Бабушка русского флота. Дым Полтавы - страница 3



Видение растаяло. Багряное солнце снова касалось горизонта над реальной, пустынной степью. Грохот верфей и пушек сменился шелестом ковыля. Запах смолы уступил место аромату полыни и нагретого мела. Но Владимир стоял на вершине холма, преображенный. Тревога, сомнения, тяжесть – все испарилось. На душе наступила кристальная ясность и непоколебимая, как скала, уверенность. Глаза его горели огнем пророка и решимостью строителя империй.

Он обвел взглядом реальные берега Воронежа и Дона, пустынные, но теперь освященные видением. «Пустошь? – мысленно усмехнулся он словам дружинника. – Нет. Это колыбель. Колыбель будущего величия России. И я, Владимир, креститель Руси, заложу здесь ее первый камень – не из мела, а из силы и воли.»

Он повернулся к ожидавшим внизу людям. Его фигура на фоне закатного неба казалась огромной, монументальной. Рука поднялась, указывая не просто на реку, а в будущее.

«Готовить ладью! – его голос, мощный и властный, покатился вниз с холма. – Завтра на рассвете – великое дело!»

Глава 4 Закладка Краеугольного Камня

Слияние Воронежа и Дона, лето 989 года от Рождества Христова

Рассвет разгорался над землёй, как благословение. Первые лучи пробивали лёгкую дымку над Доном, озаряя леса, склоны, и тёмные воды, спешащие к великому устью. Воздух был насыщен влагой, тревогой и предчувствием. Всё вокруг будто затаилось, ожидая. Князь Владимир стоял на корме ладьи, опираясь на посох, и вглядывался в слияние рек – в то место, где Воронеж вливался в Дон, неся в его течение холодную силу северной земли. Его глаза были ясны и неподвижны. В эту зарю он был не просто правителем – он был залогом времени, слепком грядущего, живым камнем в основании того, что должно было вырасти за века.

Три Дара лежали у его ног, окутанные простыми покрывалами. Каждый – плод Херсонеса, плод покаяния и прозрения. Не случайно он привёз их сюда. Ибо здесь, в этом тихом и ещё не наречённом месте, должно было начаться великое.

Он первым вызвал Гаврилу. Не знатнейшего, не родовитейшего – но того, в ком плыл особый ток: неподкупная верность, ясный ум, кроткая, но несгибаемая воля. Гаврила шагнул вперёд, крепкий, плечистый, с чуть нахмуренным лбом, как у плотника, глядящего в дерево перед резом.

– Ты, – сказал князь, – станешь началом.


Он поднял один из покрытых артефактов – Штурвал. Тяжёлый, словно выточенный из самой памяти мира, с блеском тёплой меди и запахом смолы кипарисовой.


– Сей Ключ не для славы моей, а для грядущих врат. Его не сберечь в замке, не скрыть в храме – только в верности рода. Возьми его, и храни – ты, и твои дети, и их потомки до скончания времён. Передай лишь тому, кто будет любить землю сию, как ты. Кому неведом страх перед временем. И в час великой нужды Ключ сам укажет достойного.

Гаврила не ответил – только поклонился, как плотник дереву перед первым ударом топора, и бережно взял Штурвал.
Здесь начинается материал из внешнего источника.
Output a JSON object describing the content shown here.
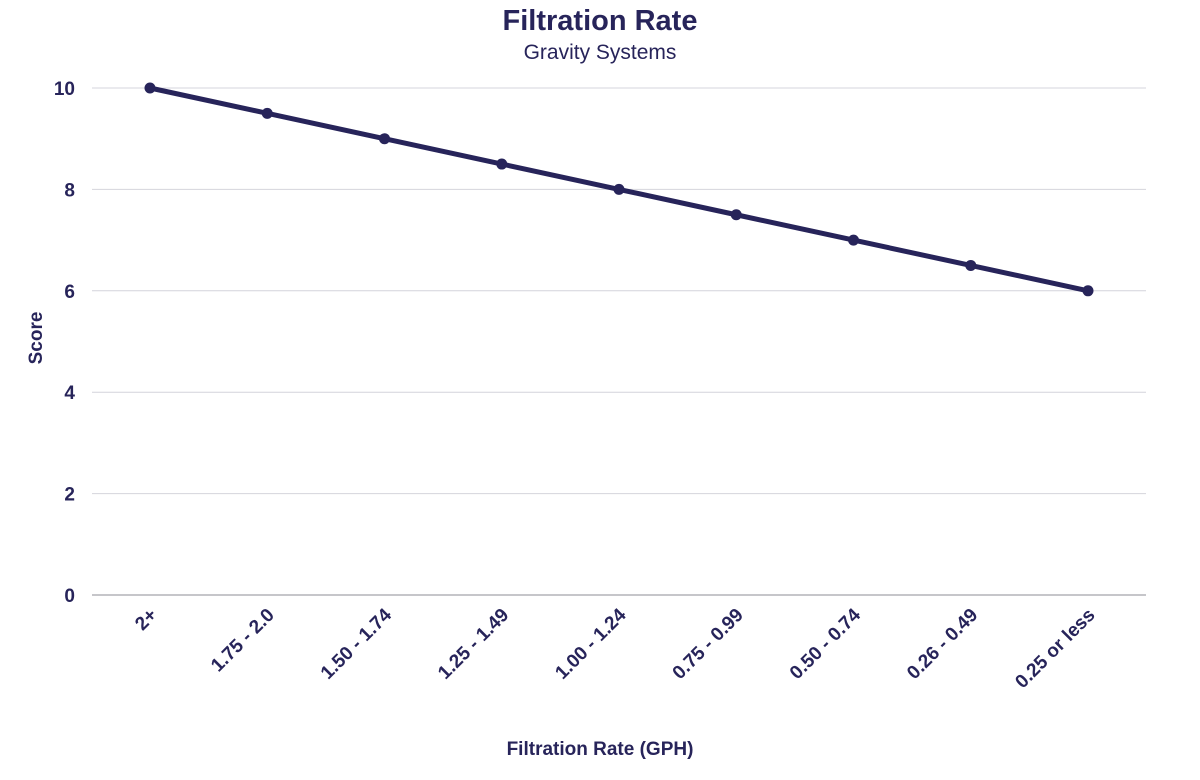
{
  "chart_data": {
    "type": "line",
    "title": "Filtration Rate",
    "subtitle": "Gravity Systems",
    "xlabel": "Filtration Rate (GPH)",
    "ylabel": "Score",
    "categories": [
      "2+",
      "1.75 - 2.0",
      "1.50 - 1.74",
      "1.25 - 1.49",
      "1.00 - 1.24",
      "0.75 - 0.99",
      "0.50 - 0.74",
      "0.26 - 0.49",
      "0.25 or less"
    ],
    "series": [
      {
        "values": [
          10,
          9.5,
          9,
          8.5,
          8,
          7.5,
          7,
          6.5,
          6
        ]
      }
    ],
    "ylim": [
      0,
      10
    ],
    "yticks": [
      0,
      2,
      4,
      6,
      8,
      10
    ],
    "grid": true,
    "legend": "none",
    "colors": {
      "series": "#27245a",
      "grid": "#d4d4dc",
      "baseline": "#8c8c96",
      "text": "#27245a"
    }
  }
}
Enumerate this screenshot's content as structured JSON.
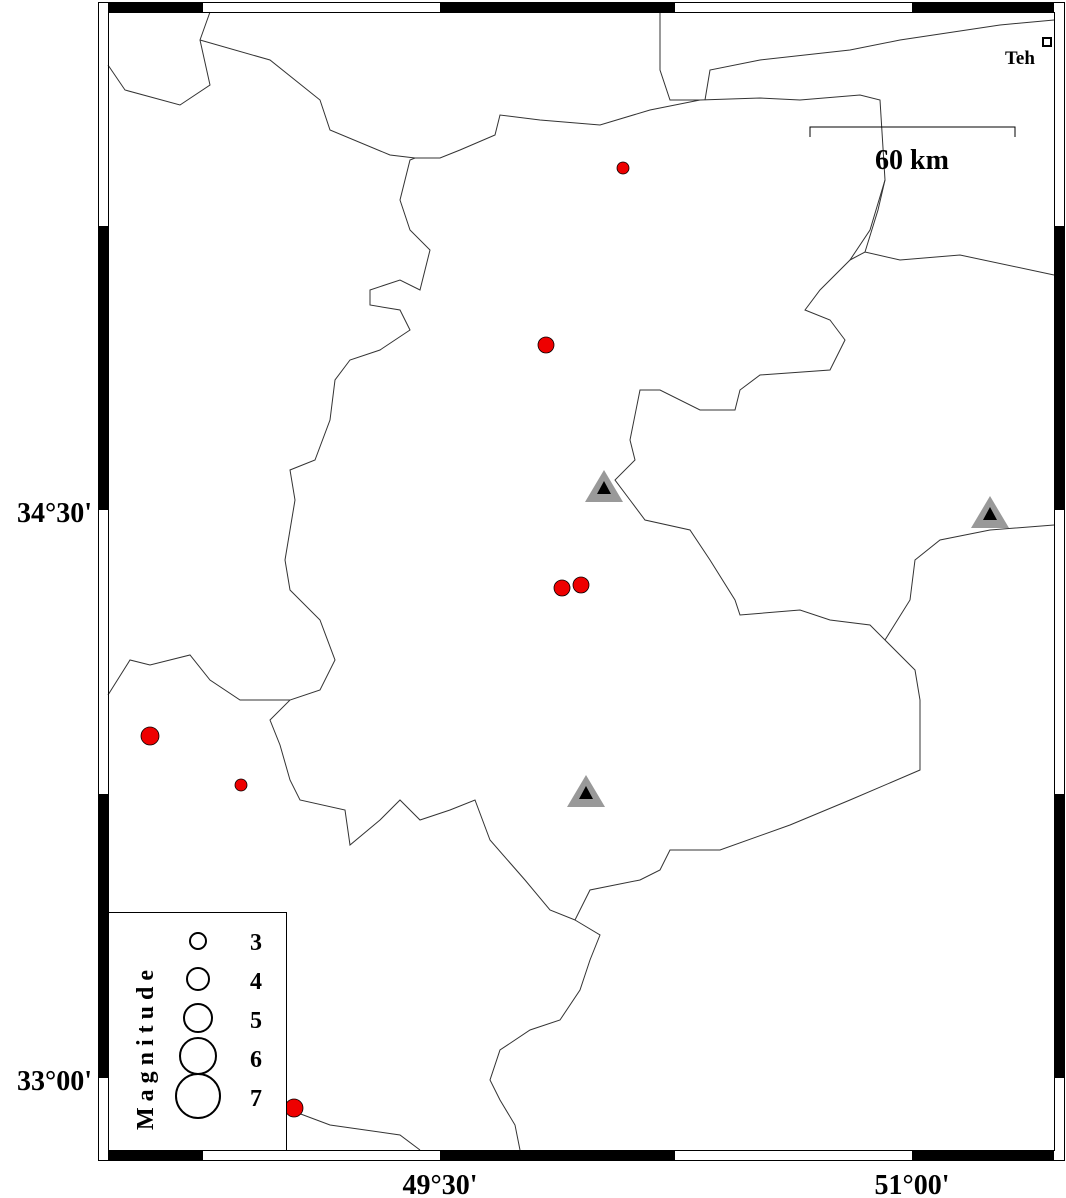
{
  "axes": {
    "y_labels": [
      "34°30'",
      "33°00'"
    ],
    "x_labels": [
      "49°30'",
      "51°00'"
    ]
  },
  "scale_bar": {
    "label": "60 km"
  },
  "city": {
    "label": "Teh"
  },
  "legend": {
    "title": "Magnitude",
    "sizes": [
      "3",
      "4",
      "5",
      "6",
      "7"
    ]
  }
}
И было в том касании что-то сокровенное, как если бы древо само узнало мастера. Он скрылся с отрядом в тени леса – и тайна рода Кузнецовых пошла с ним, в глубину веков.

Владимир долго смотрел ему вслед. Потом снова повернулся к рекам. Над горизонтом белели меловые горы, похожие на свечи, поставленные на алтарь. Туда он повел вторую ладью, где под покрывалом покоился Колокол.

Его литая плоть была покрыта письменами, которые не расшифровал бы ни один книжник. В их витках слышался шум небесного ветра, голос пророков, шепот грядущих бурь. Князь прикоснулся к нему – и ладонь отозвалась дрожью.